Two critical factors identified by Professor Csikszentmihalyi that lead to that desired state of flow are clearly stated game goals and constant, immediate feedback about whether or not the players’ actions are successful as they strive to meet this goal. “Progression” is the term that game designers use to describe how players’ actions advance them toward successfully achieving a game’s goals, and providing feedback to players about their progression is essential for fully engaging them in the game they are playing.
Arguably the most common form of feedback used to measure and communicate player progression is a score: numerical points awarded to a player for successfully performing actions or completing game objectives. Often, achieving a high score is the ultimate goal of the game itself.
A graphical representation of a score is a progress bar. Progress bars are used when a score mechanism has a defined maximum score. Typically, progress bars use a linear function, such that the advancement of a progress bar is directly proportional to the amount of progress that has been completed to that maximum number.

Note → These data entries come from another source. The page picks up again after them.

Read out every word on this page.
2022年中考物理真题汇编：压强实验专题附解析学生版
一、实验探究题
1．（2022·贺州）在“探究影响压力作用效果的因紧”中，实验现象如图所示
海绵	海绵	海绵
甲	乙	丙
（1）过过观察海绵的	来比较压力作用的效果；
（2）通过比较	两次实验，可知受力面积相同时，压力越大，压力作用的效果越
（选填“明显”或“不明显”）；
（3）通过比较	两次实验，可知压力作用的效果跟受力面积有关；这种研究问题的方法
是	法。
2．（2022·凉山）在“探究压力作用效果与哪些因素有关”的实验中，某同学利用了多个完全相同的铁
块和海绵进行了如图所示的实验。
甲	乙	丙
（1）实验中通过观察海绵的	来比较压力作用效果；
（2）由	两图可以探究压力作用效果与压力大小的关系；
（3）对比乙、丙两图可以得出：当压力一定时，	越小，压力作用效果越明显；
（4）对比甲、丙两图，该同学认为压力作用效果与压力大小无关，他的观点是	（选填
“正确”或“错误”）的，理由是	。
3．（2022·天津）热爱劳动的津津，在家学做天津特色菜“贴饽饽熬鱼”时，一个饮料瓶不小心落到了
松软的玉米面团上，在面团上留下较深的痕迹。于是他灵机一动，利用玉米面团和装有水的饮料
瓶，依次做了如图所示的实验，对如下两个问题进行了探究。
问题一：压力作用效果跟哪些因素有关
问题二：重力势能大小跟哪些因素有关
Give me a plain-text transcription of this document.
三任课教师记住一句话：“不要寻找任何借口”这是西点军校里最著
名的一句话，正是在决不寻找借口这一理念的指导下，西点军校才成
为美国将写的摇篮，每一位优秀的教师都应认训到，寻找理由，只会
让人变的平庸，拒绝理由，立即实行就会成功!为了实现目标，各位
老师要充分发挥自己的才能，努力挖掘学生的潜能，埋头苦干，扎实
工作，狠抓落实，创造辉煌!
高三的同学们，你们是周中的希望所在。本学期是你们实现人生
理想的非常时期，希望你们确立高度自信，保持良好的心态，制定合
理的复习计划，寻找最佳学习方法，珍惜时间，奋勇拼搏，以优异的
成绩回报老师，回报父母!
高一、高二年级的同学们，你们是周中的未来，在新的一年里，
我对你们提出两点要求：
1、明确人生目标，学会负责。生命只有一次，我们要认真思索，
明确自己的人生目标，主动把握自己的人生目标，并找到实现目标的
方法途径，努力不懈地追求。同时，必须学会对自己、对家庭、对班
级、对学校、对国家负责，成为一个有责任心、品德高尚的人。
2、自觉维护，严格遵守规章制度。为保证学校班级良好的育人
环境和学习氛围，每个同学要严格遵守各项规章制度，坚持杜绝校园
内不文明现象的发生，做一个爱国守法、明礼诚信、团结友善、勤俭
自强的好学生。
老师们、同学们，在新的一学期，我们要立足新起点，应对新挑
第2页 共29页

Another common implementation of progression used by game designers is the use of checkpoints, predetermined locations, intervals, or sets of challenges such as missions or quests used as intermediate goals. The playing boundary of many games are segmented into “boss battles” (especially difficult obstacles) or discrete levels to use as checkpoints for measuring and communicating player progress. Even the player’s advancement towards a checkpoint, particularly if the path or sequence required to reach it is relatively linear, is a form of progress.

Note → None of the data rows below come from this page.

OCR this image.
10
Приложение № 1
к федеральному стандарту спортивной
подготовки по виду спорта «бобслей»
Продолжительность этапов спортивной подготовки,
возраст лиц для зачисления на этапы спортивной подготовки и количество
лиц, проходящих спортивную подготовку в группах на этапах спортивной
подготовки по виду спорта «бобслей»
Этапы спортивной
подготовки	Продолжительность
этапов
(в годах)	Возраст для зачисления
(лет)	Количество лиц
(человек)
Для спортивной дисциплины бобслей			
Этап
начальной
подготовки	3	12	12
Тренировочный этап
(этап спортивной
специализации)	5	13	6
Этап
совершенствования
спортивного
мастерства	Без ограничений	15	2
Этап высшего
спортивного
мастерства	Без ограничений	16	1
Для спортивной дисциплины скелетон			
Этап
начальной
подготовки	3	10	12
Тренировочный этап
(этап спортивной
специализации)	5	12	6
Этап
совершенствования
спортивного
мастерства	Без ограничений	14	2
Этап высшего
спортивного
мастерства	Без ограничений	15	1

Many games provide multiple forms of feedback to players about their progression. Role-playing games, for example, will augment a relatively continuous scoring mechanism (usually called “experience points”) with a leveling system, which is a type of checkpoint that recognizes a number of successfully performed actions. In such games, players may be awarded experience points for successfully killing monsters or finding treasure, and after having had a number of such experiences, they “level up”. Like other forms of checkpoints, levels are used by game designers to determine when the player is sufficiently skilled to deal with a more difficult set of challenges.

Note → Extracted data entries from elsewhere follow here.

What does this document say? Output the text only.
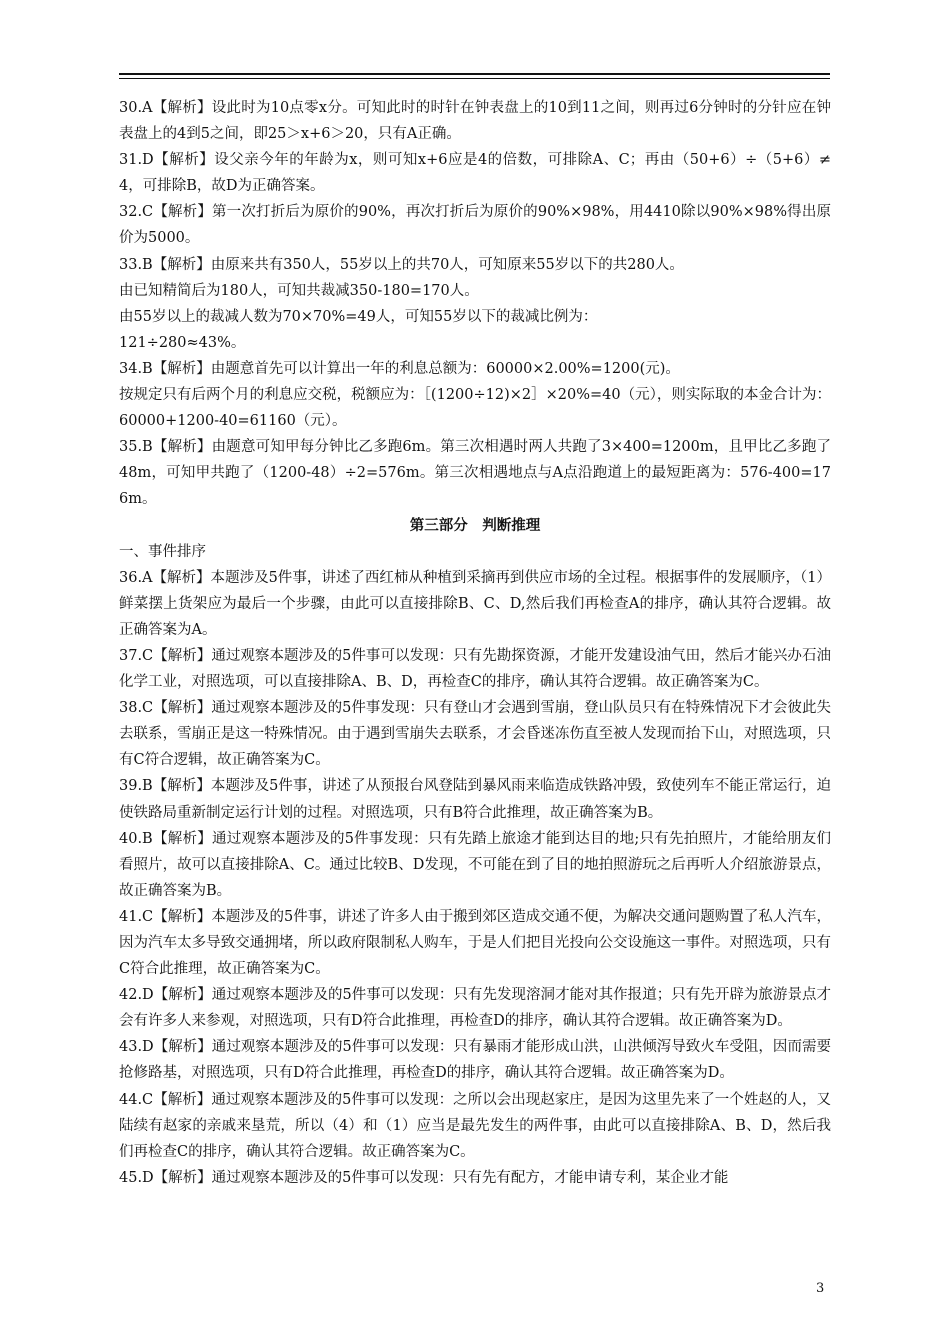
30.A【解析】设此时为10点零x分。可知此时的时针在钟表盘上的10到11之间，则再过6分钟时的分针应在钟表盘上的4到5之间，即25＞x+6＞20，只有A正确。

31.D【解析】设父亲今年的年龄为x，则可知x+6应是4的倍数，可排除A、C；再由（50+6）÷（5+6）≠4，可排除B，故D为正确答案。

32.C【解析】第一次打折后为原价的90%，再次打折后为原价的90%×98%，用4410除以90%×98%得出原价为5000。

33.B【解析】由原来共有350人，55岁以上的共70人，可知原来55岁以下的共280人。

由已知精简后为180人，可知共裁减350-180=170人。

由55岁以上的裁减人数为70×70%=49人，可知55岁以下的裁减比例为：

121÷280≈43%。

34.B【解析】由题意首先可以计算出一年的利息总额为：60000×2.00%=1200(元)。

按规定只有后两个月的利息应交税，税额应为：［(1200÷12)×2］×20%=40（元），则实际取的本金合计为：60000+1200-40=61160（元）。

35.B【解析】由题意可知甲每分钟比乙多跑6m。第三次相遇时两人共跑了3×400=1200m，且甲比乙多跑了48m，可知甲共跑了（1200-48）÷2=576m。第三次相遇地点与A点沿跑道上的最短距离为：576-400=176m。

第三部分　判断推理

一、事件排序

36.A【解析】本题涉及5件事，讲述了西红柿从种植到采摘再到供应市场的全过程。根据事件的发展顺序，（1）鲜菜摆上货架应为最后一个步骤，由此可以直接排除B、C、D,然后我们再检查A的排序，确认其符合逻辑。故正确答案为A。

37.C【解析】通过观察本题涉及的5件事可以发现：只有先勘探资源，才能开发建设油气田，然后才能兴办石油化学工业，对照选项，可以直接排除A、B、D，再检查C的排序，确认其符合逻辑。故正确答案为C。

38.C【解析】通过观察本题涉及的5件事发现：只有登山才会遇到雪崩，登山队员只有在特殊情况下才会彼此失去联系，雪崩正是这一特殊情况。由于遇到雪崩失去联系，才会昏迷冻伤直至被人发现而抬下山，对照选项，只有C符合逻辑，故正确答案为C。

39.B【解析】本题涉及5件事，讲述了从预报台风登陆到暴风雨来临造成铁路冲毁，致使列车不能正常运行，迫使铁路局重新制定运行计划的过程。对照选项，只有B符合此推理，故正确答案为B。

40.B【解析】通过观察本题涉及的5件事发现：只有先踏上旅途才能到达目的地;只有先拍照片，才能给朋友们看照片，故可以直接排除A、C。通过比较B、D发现，不可能在到了目的地拍照游玩之后再听人介绍旅游景点，故正确答案为B。

41.C【解析】本题涉及的5件事，讲述了许多人由于搬到郊区造成交通不便，为解决交通问题购置了私人汽车，因为汽车太多导致交通拥堵，所以政府限制私人购车，于是人们把目光投向公交设施这一事件。对照选项，只有C符合此推理，故正确答案为C。

42.D【解析】通过观察本题涉及的5件事可以发现：只有先发现溶洞才能对其作报道；只有先开辟为旅游景点才会有许多人来参观，对照选项，只有D符合此推理，再检查D的排序，确认其符合逻辑。故正确答案为D。

43.D【解析】通过观察本题涉及的5件事可以发现：只有暴雨才能形成山洪，山洪倾泻导致火车受阻，因而需要抢修路基，对照选项，只有D符合此推理，再检查D的排序，确认其符合逻辑。故正确答案为D。

44.C【解析】通过观察本题涉及的5件事可以发现：之所以会出现赵家庄，是因为这里先来了一个姓赵的人，又陆续有赵家的亲戚来垦荒，所以（4）和（1）应当是最先发生的两件事，由此可以直接排除A、B、D，然后我们再检查C的排序，确认其符合逻辑。故正确答案为C。

45.D【解析】通过观察本题涉及的5件事可以发现：只有先有配方，才能申请专利，某企业才能

3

Another form of progression feedback is the use of achievements: badges, titles, or even resources awarded to the player for successfully completing game objectives. Achievements are useful for recognizing player’s who successfully complete a series of actions that are tangential to the game’s main progression path.
Whatever form of progression you use, it is essential to provide players with a constant sense of progression. If there is any point in your game where the players don’t know what the game’s goals are, or whether or not they are advancing toward those goals, you run the risk of them deciding to progress on to play another game.